Tesla is on a tear with the stock price up nearly three-fold in the last year. While some see this as a vindication of their faith in Tesla over the years, others see the most recent surge in Tesla’s stock price as a classic short squeeze. While Tesla has been going up, many traders have shorted the stock in expectations of a substantial correction. When that has not happened, they have had to buy the more-expensive shares to cover their positions, this has driven the stock price even higher. Here are our thoughts on investing and the Tesla short squeeze.
Investing and the Tesla Short Squeeze
In just a month Tesla stock has gone from $450 a share to $900 a share. For a stock that sold for $17 a share when it opened a decade ago, this is an impressive success story. Many who have invested in Tesla over the years firmly believe that electric cars are the future of the auto industry and that Tesla will be the leader. However, Tesla has rarely made a profit and carries about $13 billion in debts. They had severe production delays a couple of years ago which took the stock down from the $400 range to about $200 before it started to recover in light of meeting production quotas and eking out a profit.
None of this prepares us for the stellar run-up of Tesla’s stock price in the last month. The Wall Street Journal looks at this situation and compares it to oil and bitcoin bubbles. They note that it has the characteristics of a short squeeze.
The gains are proving to be a thorn in skeptics’ side.

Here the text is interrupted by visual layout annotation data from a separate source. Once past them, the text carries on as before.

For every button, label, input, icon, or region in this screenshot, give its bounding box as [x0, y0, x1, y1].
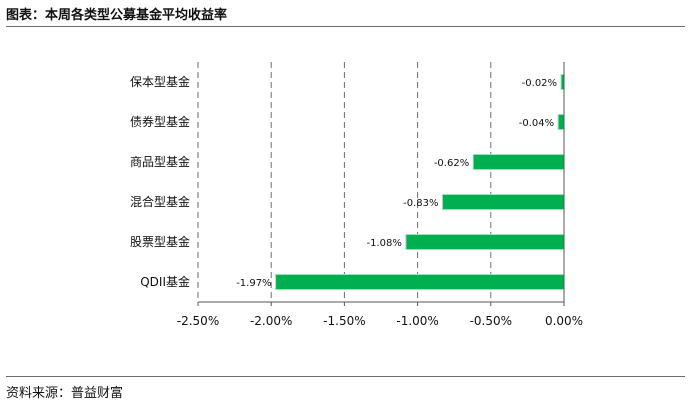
- bar-4: [405, 234, 565, 250]
- category-label-1: 债券型基金: [130, 114, 190, 129]
- x-tick-label-4: -0.50%: [470, 314, 512, 328]
- x-tick-label-2: -1.50%: [323, 314, 365, 328]
- category-label-0: 保本型基金: [130, 74, 190, 89]
- category-label-5: QDII基金: [140, 274, 190, 289]
- data-label-4: -1.08%: [366, 238, 401, 249]
- bar-1: [557, 114, 565, 130]
- category-label-4: 股票型基金: [130, 234, 190, 249]
- x-tick-label-3: -1.00%: [396, 314, 438, 328]
- data-label-1: -0.04%: [519, 118, 554, 129]
- data-label-3: -0.83%: [403, 198, 438, 209]
- category-label-2: 商品型基金: [130, 154, 190, 169]
- x-tick-label-0: -2.50%: [177, 314, 219, 328]
- chart-title: 图表：本周各类型公募基金平均收益率: [6, 8, 228, 23]
- data-label-5: -1.97%: [236, 278, 271, 289]
- category-label-3: 混合型基金: [130, 194, 190, 209]
- x-tick-label-5: 0.00%: [545, 314, 583, 328]
- x-tick-label-1: -2.00%: [250, 314, 292, 328]
- data-label-2: -0.62%: [434, 158, 469, 169]
- bar-2: [472, 154, 565, 170]
- top-rule: [6, 26, 685, 27]
- bottom-rule: [6, 376, 685, 377]
- bar-3: [441, 194, 565, 210]
- data-label-0: -0.02%: [522, 78, 557, 89]
- source-note: 资料来源：普益财富: [6, 386, 124, 401]
- bar-5: [275, 274, 565, 290]
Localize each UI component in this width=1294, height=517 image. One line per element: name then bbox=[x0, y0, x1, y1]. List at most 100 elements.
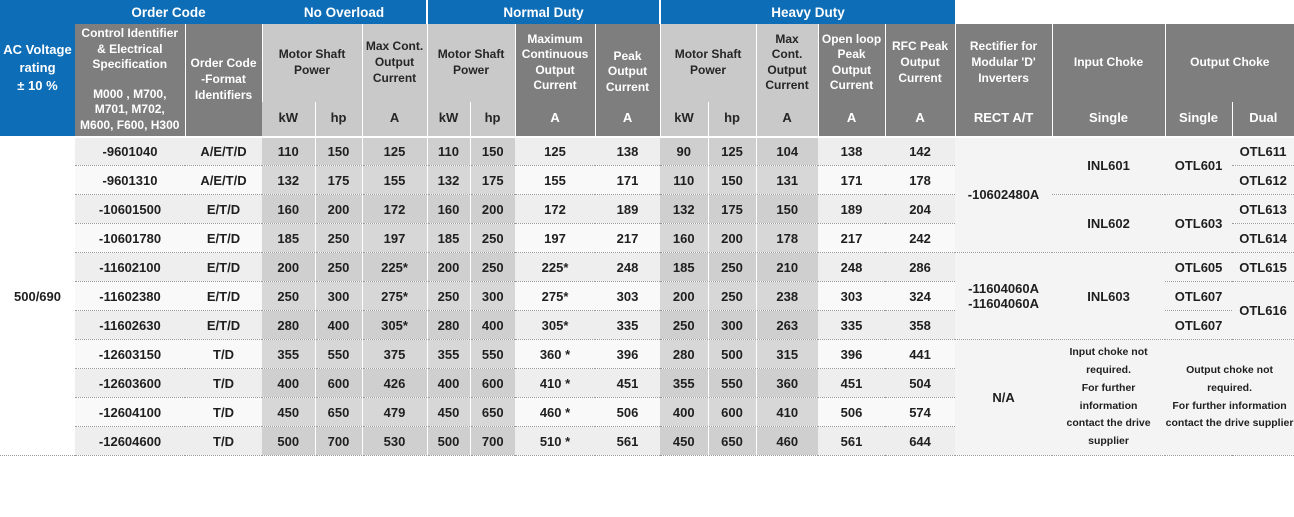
output-choke-single-cell: OTL601 bbox=[1165, 135, 1233, 195]
ac-voltage-line3: ± 10 % bbox=[17, 77, 58, 93]
drive-ratings-table: AC Voltage rating ± 10 % Order Code No O… bbox=[0, 0, 1294, 457]
order-code-cell: -11602100 bbox=[75, 252, 185, 282]
nd-kw-cell: 450 bbox=[426, 397, 471, 427]
unit-hd-hp: hp bbox=[707, 101, 757, 137]
order-code-cell: -12604100 bbox=[75, 397, 185, 427]
nd-a-cell: 125 bbox=[515, 135, 596, 166]
no-hp-cell: 175 bbox=[314, 165, 363, 195]
no-a-cell: 172 bbox=[361, 194, 428, 224]
unit-nd-hp: hp bbox=[469, 101, 516, 137]
nd-kw-cell: 185 bbox=[426, 223, 471, 253]
nd-hp-cell: 550 bbox=[469, 339, 516, 369]
unit-header-row: kW hp A kW hp A A kW hp A A A RECT A/T S… bbox=[0, 101, 1294, 137]
no-kw-cell: 185 bbox=[262, 223, 316, 253]
unit-output-single: Single bbox=[1164, 101, 1233, 137]
group-normal-duty: Normal Duty bbox=[426, 0, 661, 24]
nd-peak-cell: 303 bbox=[595, 281, 661, 311]
nd-kw-cell: 355 bbox=[426, 339, 471, 369]
hd-kw-cell: 185 bbox=[660, 252, 709, 282]
hd-rfc-cell: 142 bbox=[885, 135, 956, 166]
nd-a-cell: 197 bbox=[515, 223, 596, 253]
hd-a-cell: 150 bbox=[755, 194, 819, 224]
nd-a-cell: 155 bbox=[515, 165, 596, 195]
nd-peak-cell: 561 bbox=[595, 426, 661, 456]
input-note-line2: For further information bbox=[1079, 381, 1138, 412]
col-header-control-identifier: Control Identifier & Electrical Specific… bbox=[75, 24, 185, 137]
no-hp-cell: 250 bbox=[314, 223, 363, 253]
format-cell: T/D bbox=[185, 339, 263, 369]
output-choke-single-cell: OTL605 bbox=[1165, 252, 1233, 282]
hd-rfc-cell: 178 bbox=[885, 165, 956, 195]
ac-voltage-line1: AC Voltage bbox=[3, 42, 72, 58]
col-header-nd-peak-current: Peak Output Current bbox=[594, 24, 661, 102]
hd-rfc-cell: 286 bbox=[885, 252, 956, 282]
format-cell: E/T/D bbox=[185, 194, 263, 224]
hd-rfc-cell: 574 bbox=[885, 397, 956, 427]
rectifier-part-line2: -11604060A bbox=[968, 296, 1039, 312]
hd-ol-cell: 189 bbox=[818, 194, 886, 224]
nd-hp-cell: 700 bbox=[469, 426, 516, 456]
hd-ol-cell: 138 bbox=[818, 135, 886, 166]
col-header-order-format: Order Code -Format Identifiers bbox=[184, 24, 263, 137]
hd-hp-cell: 150 bbox=[707, 165, 757, 195]
format-cell: T/D bbox=[185, 397, 263, 427]
nd-peak-cell: 396 bbox=[595, 339, 661, 369]
unit-input-single: Single bbox=[1051, 101, 1166, 137]
col-header-hd-motor-shaft-power: Motor Shaft Power bbox=[659, 24, 757, 102]
no-a-cell: 197 bbox=[361, 223, 428, 253]
no-hp-cell: 600 bbox=[314, 368, 363, 398]
output-choke-dual-cell: OTL611 bbox=[1232, 135, 1294, 166]
no-kw-cell: 132 bbox=[262, 165, 316, 195]
no-a-cell: 225* bbox=[361, 252, 428, 282]
nd-kw-cell: 280 bbox=[426, 310, 471, 340]
ac-voltage-header: AC Voltage rating ± 10 % bbox=[0, 0, 75, 137]
format-cell: E/T/D bbox=[185, 281, 263, 311]
hd-hp-cell: 250 bbox=[707, 252, 757, 282]
no-hp-cell: 700 bbox=[314, 426, 363, 456]
hd-hp-cell: 650 bbox=[707, 426, 757, 456]
no-hp-cell: 250 bbox=[314, 252, 363, 282]
col-header-hd-max-cont-current: Max Cont. Output Current bbox=[755, 24, 819, 102]
format-cell: E/T/D bbox=[185, 310, 263, 340]
format-cell: A/E/T/D bbox=[185, 165, 263, 195]
output-choke-dual-cell: OTL613 bbox=[1232, 194, 1294, 224]
format-cell: T/D bbox=[185, 426, 263, 456]
hd-kw-cell: 90 bbox=[660, 135, 709, 166]
group-heavy-duty: Heavy Duty bbox=[659, 0, 956, 24]
no-a-cell: 125 bbox=[361, 135, 428, 166]
nd-kw-cell: 160 bbox=[426, 194, 471, 224]
nd-peak-cell: 248 bbox=[595, 252, 661, 282]
output-note-line2: For further information bbox=[1172, 399, 1287, 412]
no-kw-cell: 500 bbox=[262, 426, 316, 456]
hd-ol-cell: 217 bbox=[818, 223, 886, 253]
input-choke-part-cell: INL601 bbox=[1052, 135, 1166, 195]
voltage-value: 500/690 bbox=[0, 135, 75, 456]
ac-voltage-line2: rating bbox=[19, 60, 56, 75]
order-code-cell: -12604600 bbox=[75, 426, 185, 456]
order-code-cell: -9601040 bbox=[75, 135, 185, 166]
hd-kw-cell: 355 bbox=[660, 368, 709, 398]
no-hp-cell: 650 bbox=[314, 397, 363, 427]
hd-rfc-cell: 358 bbox=[885, 310, 956, 340]
nd-hp-cell: 250 bbox=[469, 223, 516, 253]
group-header-spacer bbox=[955, 0, 1294, 24]
no-hp-cell: 150 bbox=[314, 135, 363, 166]
nd-a-cell: 510 * bbox=[515, 426, 596, 456]
col-header-open-loop-peak: Open loop Peak Output Current bbox=[817, 24, 886, 102]
hd-ol-cell: 248 bbox=[818, 252, 886, 282]
no-a-cell: 275* bbox=[361, 281, 428, 311]
table-row: -11602100 E/T/D 200 250 225* 200 250 225… bbox=[0, 252, 1294, 340]
col-header-nd-motor-shaft-power: Motor Shaft Power bbox=[426, 24, 516, 102]
nd-peak-cell: 138 bbox=[595, 135, 661, 166]
format-cell: A/E/T/D bbox=[185, 135, 263, 166]
nd-a-cell: 275* bbox=[515, 281, 596, 311]
table-row: -9601310 A/E/T/D 132 175 155 132 175 155… bbox=[0, 165, 1294, 195]
hd-hp-cell: 250 bbox=[707, 281, 757, 311]
order-code-cell: -10601500 bbox=[75, 194, 185, 224]
nd-hp-cell: 650 bbox=[469, 397, 516, 427]
output-choke-single-cell: OTL607 bbox=[1165, 310, 1233, 340]
nd-kw-cell: 132 bbox=[426, 165, 471, 195]
hd-rfc-cell: 441 bbox=[885, 339, 956, 369]
nd-kw-cell: 400 bbox=[426, 368, 471, 398]
no-hp-cell: 550 bbox=[314, 339, 363, 369]
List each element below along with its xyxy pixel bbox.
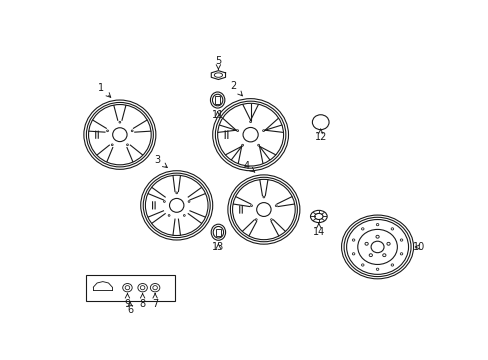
Text: 12: 12	[314, 129, 326, 143]
Bar	[216, 229, 220, 236]
Text: 11: 11	[211, 110, 224, 120]
Text: 2: 2	[230, 81, 242, 96]
Text: 4: 4	[243, 161, 254, 172]
Bar	[215, 96, 220, 104]
Text: 3: 3	[154, 155, 167, 167]
Text: 1: 1	[98, 82, 110, 97]
Text: 14: 14	[312, 224, 325, 237]
Text: 5: 5	[215, 56, 221, 69]
Text: 7: 7	[152, 293, 158, 309]
Text: 6: 6	[127, 302, 133, 315]
Bar	[85, 275, 175, 301]
Text: 10: 10	[412, 242, 425, 252]
Text: 9: 9	[124, 293, 130, 309]
Text: 8: 8	[139, 293, 145, 309]
Text: 13: 13	[212, 242, 224, 252]
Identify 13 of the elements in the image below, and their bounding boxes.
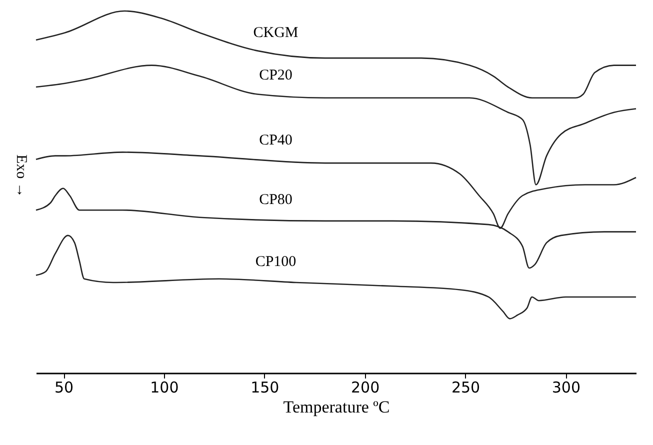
x-tick-label: 100 [150,378,179,396]
series-label: CKGM [253,25,298,42]
x-axis-title: Temperature ºC [283,398,390,416]
x-tick-label: 200 [351,378,380,396]
series-label: CP20 [259,68,292,84]
series-label: CP40 [259,132,292,149]
x-tick-label: 50 [54,378,74,396]
series-label: CP80 [259,192,292,208]
x-tick-label: 300 [552,378,581,396]
x-tick-label: 250 [451,378,480,396]
series-label: CP100 [255,254,296,270]
text: Exo → [13,154,29,198]
x-tick-label: 150 [250,378,280,396]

Despite some short-covering over the past few weeks, there is still some $14 billion in short interest against Tesla, making it the most shorted U.S.-traded company, according to financial analytics firm S3 Partners. Short sellers borrow stocks and sell them, profiting if they are able to repurchase the shares at lower prices.
“The situation is a textbook short squeeze, albeit on an unprecedented scale,” said Matt Weller, a market researcher at Gain Capital. Last fall, short interest in the stock was about 25%. As the price went up, those traders were forced to sell their stock, which drove the price up. That forced others to sell, which further drove the price. “And so on,” Mr. Weller said.
Short interest is still around 13%, he said, so that dynamic may not be done playing out.
Investopedia defines a short squeeze.
A short squeeze is a situation in which a heavily shorted stock or commodity moves sharply higher, forcing short sellers to close out their short positions and adding to the upward pressure on the stock. Short sellers are being squeezed out of their short positions, usually at a loss. Short squeezes are generally triggered by a positive development that suggests the stock may be embarking on a turnaround. Although the turnaround in the stock’s fortunes may only prove to be temporary, few short sellers can afford to risk runaway losses on their short positions and may prefer to close the position even if it means taking a substantial loss.
In short, if you will forgive the pun, Tesla is currently the most-shorted stock and many short sellers have been forced to get out of their positions by purchasing a higher price which in turn drives the price even higher.
These situations typically correct themselves when the stock finally heads back to its intrinsic stock value. We may have seen the start of that dynamic at the end of yesterday when Tesla fell by about $100 at the end of the session.